Pasé los dedos sobre esos nudos y circunvoluciones. Los sentí calientes y latientes como irrigados de circulación sanguínea.

No pude reprimir un gesto de náusea viscosa.

No pude seguir. Oí voces. Al principio, borrosamente.

Iba a huir. Me volví. No había nadie en la cabaña ordenada y desierta. Al menos nadie visible, aunque las voces sonaran en el interior.

18

La voz de párvulo del maestro, primero, luego la voz fuerte, autoritaria, de la madre brotaban ahora nítidamente desde el fondo de la placenta, en un violento altercado.

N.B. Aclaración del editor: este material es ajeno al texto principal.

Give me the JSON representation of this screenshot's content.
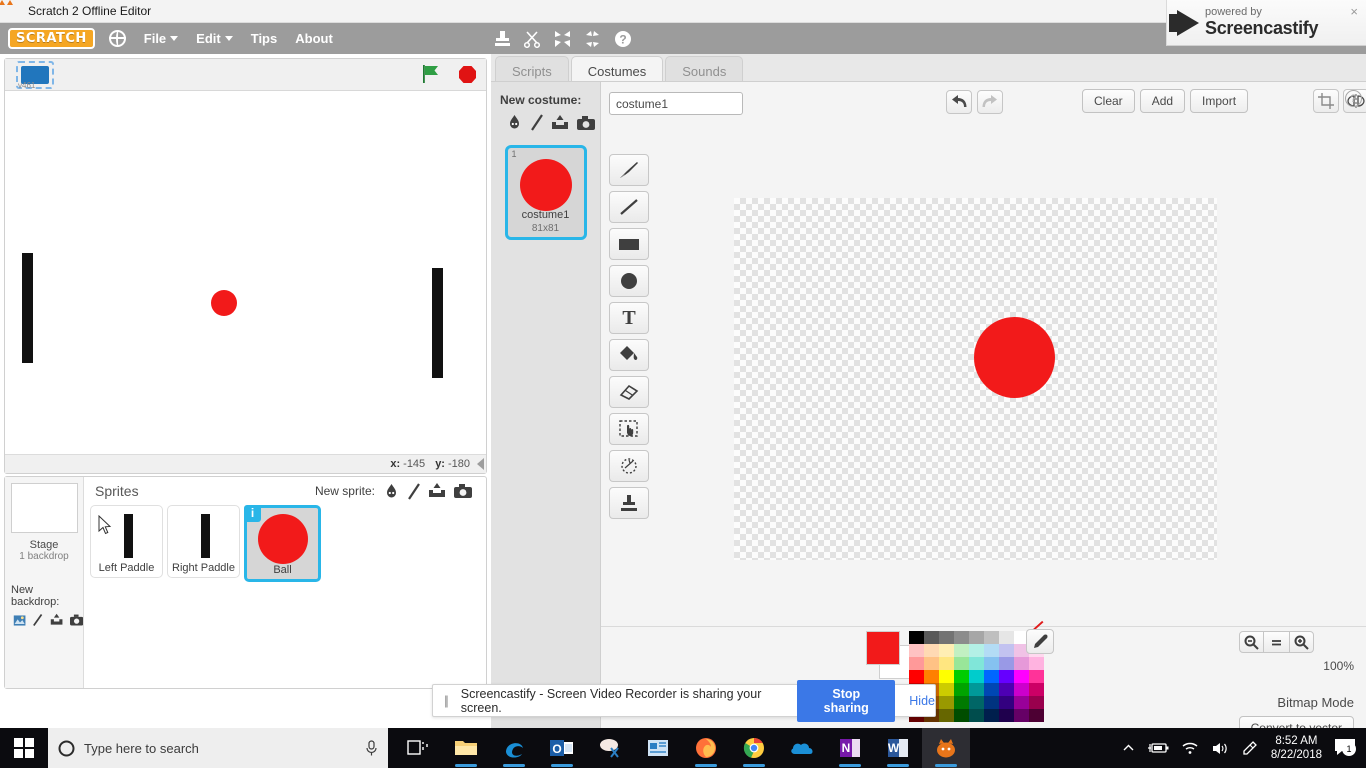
{
  "window": {
    "title": "Scratch 2 Offline Editor",
    "icon": "scratch-cat-icon"
  },
  "menubar": {
    "logo": "SCRATCH",
    "items": [
      {
        "label": "File",
        "has_caret": true
      },
      {
        "label": "Edit",
        "has_caret": true
      },
      {
        "label": "Tips",
        "has_caret": false
      },
      {
        "label": "About",
        "has_caret": false
      }
    ],
    "tools": [
      "stamp-duplicate-icon",
      "scissors-cut-icon",
      "grow-icon",
      "shrink-icon",
      "help-icon"
    ]
  },
  "screencastify_badge": {
    "small": "powered by",
    "big": "Screencastify",
    "close": "×"
  },
  "stage": {
    "version_label": "v461",
    "green_flag": "green-flag-icon",
    "stop": "stop-sign-icon",
    "coords": {
      "x_label": "x:",
      "x_value": "-145",
      "y_label": "y:",
      "y_value": "-180"
    }
  },
  "sprite_pane": {
    "stage_label": "Stage",
    "stage_sub": "1 backdrop",
    "new_backdrop_label": "New backdrop:",
    "new_backdrop_icons": [
      "library-icon",
      "paint-icon",
      "upload-icon",
      "camera-icon"
    ],
    "sprites_title": "Sprites",
    "new_sprite_label": "New sprite:",
    "new_sprite_icons": [
      "library-icon",
      "paint-icon",
      "upload-icon",
      "camera-icon"
    ],
    "sprites": [
      {
        "name": "Left Paddle",
        "selected": false,
        "art": "paddle"
      },
      {
        "name": "Right Paddle",
        "selected": false,
        "art": "paddle"
      },
      {
        "name": "Ball",
        "selected": true,
        "art": "ball",
        "info_badge": "i"
      }
    ]
  },
  "editor": {
    "tabs": [
      {
        "label": "Scripts",
        "active": false
      },
      {
        "label": "Costumes",
        "active": true
      },
      {
        "label": "Sounds",
        "active": false
      }
    ],
    "new_costume_label": "New costume:",
    "new_costume_icons": [
      "library-icon",
      "paint-icon",
      "upload-icon",
      "camera-icon"
    ],
    "costumes": [
      {
        "index": "1",
        "name": "costume1",
        "size": "81x81",
        "selected": true
      }
    ],
    "name_input": {
      "value": "costume1",
      "placeholder": "costume1"
    },
    "undo": "undo-icon",
    "redo": "redo-icon",
    "buttons": [
      {
        "label": "Clear",
        "name": "clear-button"
      },
      {
        "label": "Add",
        "name": "add-button"
      },
      {
        "label": "Import",
        "name": "import-button"
      }
    ],
    "transform_icons": [
      "crop-icon",
      "flip-horizontal-icon",
      "flip-vertical-icon",
      "set-center-icon"
    ],
    "tools": [
      "brush-tool",
      "line-tool",
      "rectangle-tool",
      "ellipse-tool",
      "text-tool",
      "fill-tool",
      "eraser-tool",
      "select-tool",
      "reshape-tool",
      "stamp-tool"
    ],
    "zoom": {
      "out": "zoom-out-icon",
      "reset": "zoom-reset-icon",
      "in": "zoom-in-icon",
      "percent": "100%"
    },
    "mode_label": "Bitmap Mode",
    "convert_button": "Convert to vector",
    "help_badge": "?",
    "current_color": "#f21a1a",
    "palette": [
      [
        "#000000",
        "#595959",
        "#737373",
        "#8c8c8c",
        "#a6a6a6",
        "#bfbfbf",
        "#d9d9d9",
        "#ffffff",
        "no-color"
      ],
      [
        "#ffc2c2",
        "#ffd9b3",
        "#ffeeb3",
        "#c2f0c2",
        "#b3f0e6",
        "#b3dcf5",
        "#c2c2f0",
        "#f0c2e6",
        "#ffd9ef"
      ],
      [
        "#ff9999",
        "#ffc285",
        "#ffe680",
        "#99e699",
        "#80e6d9",
        "#85c2f0",
        "#9999e6",
        "#e699d9",
        "#ffb3e0"
      ],
      [
        "#ff0000",
        "#ff8000",
        "#ffff00",
        "#00cc00",
        "#00cccc",
        "#0066ff",
        "#6600ff",
        "#ff00ff",
        "#ff3399"
      ],
      [
        "#cc0000",
        "#cc6600",
        "#cccc00",
        "#00a300",
        "#009999",
        "#0047b3",
        "#4d00b3",
        "#cc00cc",
        "#cc0066"
      ],
      [
        "#990000",
        "#995200",
        "#999900",
        "#007a00",
        "#006666",
        "#003380",
        "#330080",
        "#990099",
        "#99004d"
      ],
      [
        "#660000",
        "#663300",
        "#666600",
        "#004d00",
        "#004d4d",
        "#001f4d",
        "#1f004d",
        "#660066",
        "#4d0033"
      ]
    ]
  },
  "sharebar": {
    "message": "Screencastify - Screen Video Recorder is sharing your screen.",
    "stop_label": "Stop sharing",
    "hide_label": "Hide"
  },
  "taskbar": {
    "start": "windows-start-icon",
    "search_placeholder": "Type here to search",
    "mic": "microphone-icon",
    "apps": [
      {
        "name": "task-view-icon",
        "open": false
      },
      {
        "name": "file-explorer-icon",
        "open": true
      },
      {
        "name": "edge-icon",
        "open": true
      },
      {
        "name": "outlook-icon",
        "open": true
      },
      {
        "name": "snipping-tool-icon",
        "open": false
      },
      {
        "name": "publisher-icon",
        "open": false
      },
      {
        "name": "firefox-icon",
        "open": true
      },
      {
        "name": "chrome-icon",
        "open": true
      },
      {
        "name": "onedrive-icon",
        "open": false
      },
      {
        "name": "onenote-icon",
        "open": true
      },
      {
        "name": "word-icon",
        "open": true
      },
      {
        "name": "scratch-icon",
        "open": true,
        "active": true
      }
    ],
    "tray": [
      "chevron-up-icon",
      "battery-icon",
      "wifi-icon",
      "volume-icon",
      "pen-bluetooth-icon"
    ],
    "clock": {
      "time": "8:52 AM",
      "date": "8/22/2018"
    },
    "notifications": {
      "icon": "action-center-icon",
      "count": "1"
    }
  }
}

Lo que decían no lo había oído antes. Luego la voz del párvulo, del viejo nonato, del maestro que creía no haber nacido, volvió a insistir imperativamente en su ruego a la madre de que le dejara entrar en sus entrañas por última vez para volver a nacer.

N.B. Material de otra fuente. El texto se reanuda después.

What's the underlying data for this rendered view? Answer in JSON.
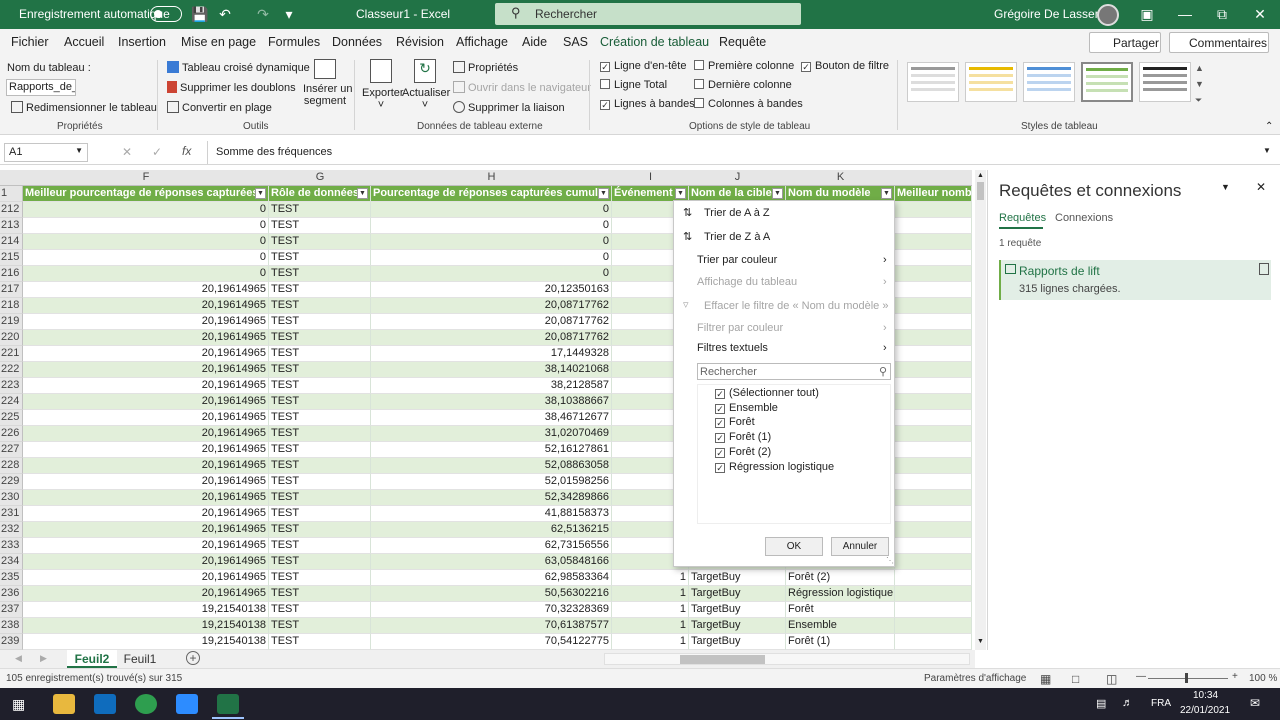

La madre se negó rotundamente. «¿Cómo quieres nacer vivo de una mujer muerta? Tu nacimiento acabó con mi vida hace muchos años… Desde mi muerte te maldigo… por haberte engendrado… Te maldigo para que, una vez muerto, no seas enterrado en cristiana sepultura… Y para que tus restos, hasta el último cabello, desaparezcan de este mundo…»

La voz del párvulo repitió su despedida o chantaje de sumergirse bajo el puente para escuchar el retumbo del tren en los pilotes hasta que la asfixia del ahogamiento acabara con él.

La mujer no contestó. Se hizo un silencio total en la cabaña.

El viejo nonato iba a volver de todos modos al amnios primigenio para cumplir allí la maldición materna.